Fred amenait les grillades, Pat la boisson et Jean Phi fromage et dessert. Ils partageaient tout, sans calcul, animés de cette belle amitié qui traverse le temps malgré les écueils.
Et c’était parti pour une bonne soirée de franche rigolade entre mecs occupés à refaire le monde sans se prendre au sérieux.
Inutile de préciser que leurs grands discours étaient agrémentés de blagues dont l’innocence était inversement proportionnelle à leur insouciance. Que voulez –vous trois mecs ensemble, même sérieux, ça déménage.
Ce soir là Pat arriva en retard, (remarquez il était toujours en retard mais il était vite pardonné vu que c’est lui qui apportait la boisson). Mais ce soir là il était surtout accompagné par Nathalie présentée comme une copine (du genre faites pas les cons les gars c’est du sérieux).
Jamais auparavant ils n’avaient envisagé, qu’un jour, l’un ou l’autre puisse venir accompagné.
C’était une première. On sentait une certaine retenue dans les propos et dans les attitudes. Chacun semblait comme gêné. Mais Nathalie était une fille sympa, rigolote, pleine d’humour, faisant preuve d’esprit (si, si dans les histoires une telle fille ça peut exister grâce au principe de l’abstraction, de la métaphore poétique). Sans doute voulait- elle se montrer sous son meilleur jour pour les potes, sans doute Pat l’avait un petit peu briefé avant de venir, toujours est- il que l’ambiance se détendait au fil de la soirée et des bouteilles vides. Ni Fred, ni Jean Phi n’avaient songé un instant, avec leur humour parfois douteux, à reprocher à leur copain de leur avoir imposé la présence de Nathalie.
Et chacun d’admettre que la présence féminine avait du bon. Les sujets abordés étaient beaucoup plus riches, la rigolade semblait plus déridée, plus franche, plus complice.
Et puis l’amitié pardonne plus qu’elle ne reproche.
Ouais, sauf que la métaphore poétique a les limites que la froideur de la réalité veut bien lui concéder.
Pat s’est empêché de trop boire devant les regards inquiets de Nathalie, ce qui eut pour effet d’augmenter considérablement le degré d’alcoolémie des deux autres.
Fred, plus il boit plus il se sent l’âme poète, tendance latine… vous voyez la tendance…qui parle avec les mains quoi ! Nathalie elle n’a pas aimé le romantisme de ses propos, pas plus qu’elle n’a aimé les digressions tendance corps de garde de Jean Phi.
Pat voulant calmer le jeu lui a proposé de rentrer se coucher.

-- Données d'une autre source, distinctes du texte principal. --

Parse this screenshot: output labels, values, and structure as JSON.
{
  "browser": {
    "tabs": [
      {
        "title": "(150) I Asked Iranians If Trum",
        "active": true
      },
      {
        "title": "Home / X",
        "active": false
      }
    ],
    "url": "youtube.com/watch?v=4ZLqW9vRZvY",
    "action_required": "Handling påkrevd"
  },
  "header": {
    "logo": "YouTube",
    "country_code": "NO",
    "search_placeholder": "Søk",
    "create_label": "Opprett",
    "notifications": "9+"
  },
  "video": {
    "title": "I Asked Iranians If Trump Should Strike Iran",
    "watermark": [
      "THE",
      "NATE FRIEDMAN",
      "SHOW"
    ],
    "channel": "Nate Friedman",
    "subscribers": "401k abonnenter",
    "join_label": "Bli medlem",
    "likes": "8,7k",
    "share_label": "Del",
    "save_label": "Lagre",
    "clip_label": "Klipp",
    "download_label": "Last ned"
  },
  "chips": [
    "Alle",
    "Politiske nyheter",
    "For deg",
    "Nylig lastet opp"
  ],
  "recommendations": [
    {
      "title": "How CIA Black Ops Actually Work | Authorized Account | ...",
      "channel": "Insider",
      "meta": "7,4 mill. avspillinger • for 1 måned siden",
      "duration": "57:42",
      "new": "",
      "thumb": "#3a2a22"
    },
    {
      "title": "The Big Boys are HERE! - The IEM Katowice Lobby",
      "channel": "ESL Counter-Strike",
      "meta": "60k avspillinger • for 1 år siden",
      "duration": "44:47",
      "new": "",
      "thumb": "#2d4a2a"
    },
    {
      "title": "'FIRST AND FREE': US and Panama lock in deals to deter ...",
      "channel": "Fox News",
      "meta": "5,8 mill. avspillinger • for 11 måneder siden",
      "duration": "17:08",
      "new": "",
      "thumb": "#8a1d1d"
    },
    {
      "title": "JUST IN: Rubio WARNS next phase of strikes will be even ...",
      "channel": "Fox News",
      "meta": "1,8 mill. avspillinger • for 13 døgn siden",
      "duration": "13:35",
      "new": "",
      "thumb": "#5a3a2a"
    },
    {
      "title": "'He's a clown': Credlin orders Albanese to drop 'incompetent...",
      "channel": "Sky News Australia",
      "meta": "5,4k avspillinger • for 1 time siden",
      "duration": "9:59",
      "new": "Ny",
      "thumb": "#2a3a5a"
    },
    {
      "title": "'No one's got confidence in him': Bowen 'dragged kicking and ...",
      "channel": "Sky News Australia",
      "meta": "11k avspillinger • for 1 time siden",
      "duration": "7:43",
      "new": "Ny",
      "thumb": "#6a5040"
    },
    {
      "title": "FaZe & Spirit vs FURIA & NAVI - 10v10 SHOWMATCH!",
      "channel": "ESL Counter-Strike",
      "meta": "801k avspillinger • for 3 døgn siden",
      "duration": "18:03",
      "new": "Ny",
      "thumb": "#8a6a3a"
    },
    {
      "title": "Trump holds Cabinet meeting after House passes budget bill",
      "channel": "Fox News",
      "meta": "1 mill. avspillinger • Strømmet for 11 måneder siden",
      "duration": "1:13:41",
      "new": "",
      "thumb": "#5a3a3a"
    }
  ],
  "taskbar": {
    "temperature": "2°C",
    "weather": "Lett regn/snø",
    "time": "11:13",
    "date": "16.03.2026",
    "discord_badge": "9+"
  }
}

Vu sa réaction, elle a pas dû entendre « rentrer » (ou Pat a oublié de le dire).
Toujours est-il qu’après les avoir copieusement insultés, elle est partie en claquant la porte.
Et les trois de se regarder, conscients d’avoir sans doute poussé le bouchon un peu loin, ils savaient que de toute manière, rien ni personne ne pourrait la faire revenir.
Pat s’en serait bien voulu, au moins accuser le coup, il n’eut même pas le temps d’être triste. Fred et Jean Phi le réconfortaient déjà avec ces mots que seuls les potes connaissent.
Après tout, l’essentiel était préservé, il lui restait les copains…
avec tous les trois la même interrogation en tête
Et si l’amitié détruisait plus qu’elle ne construisait.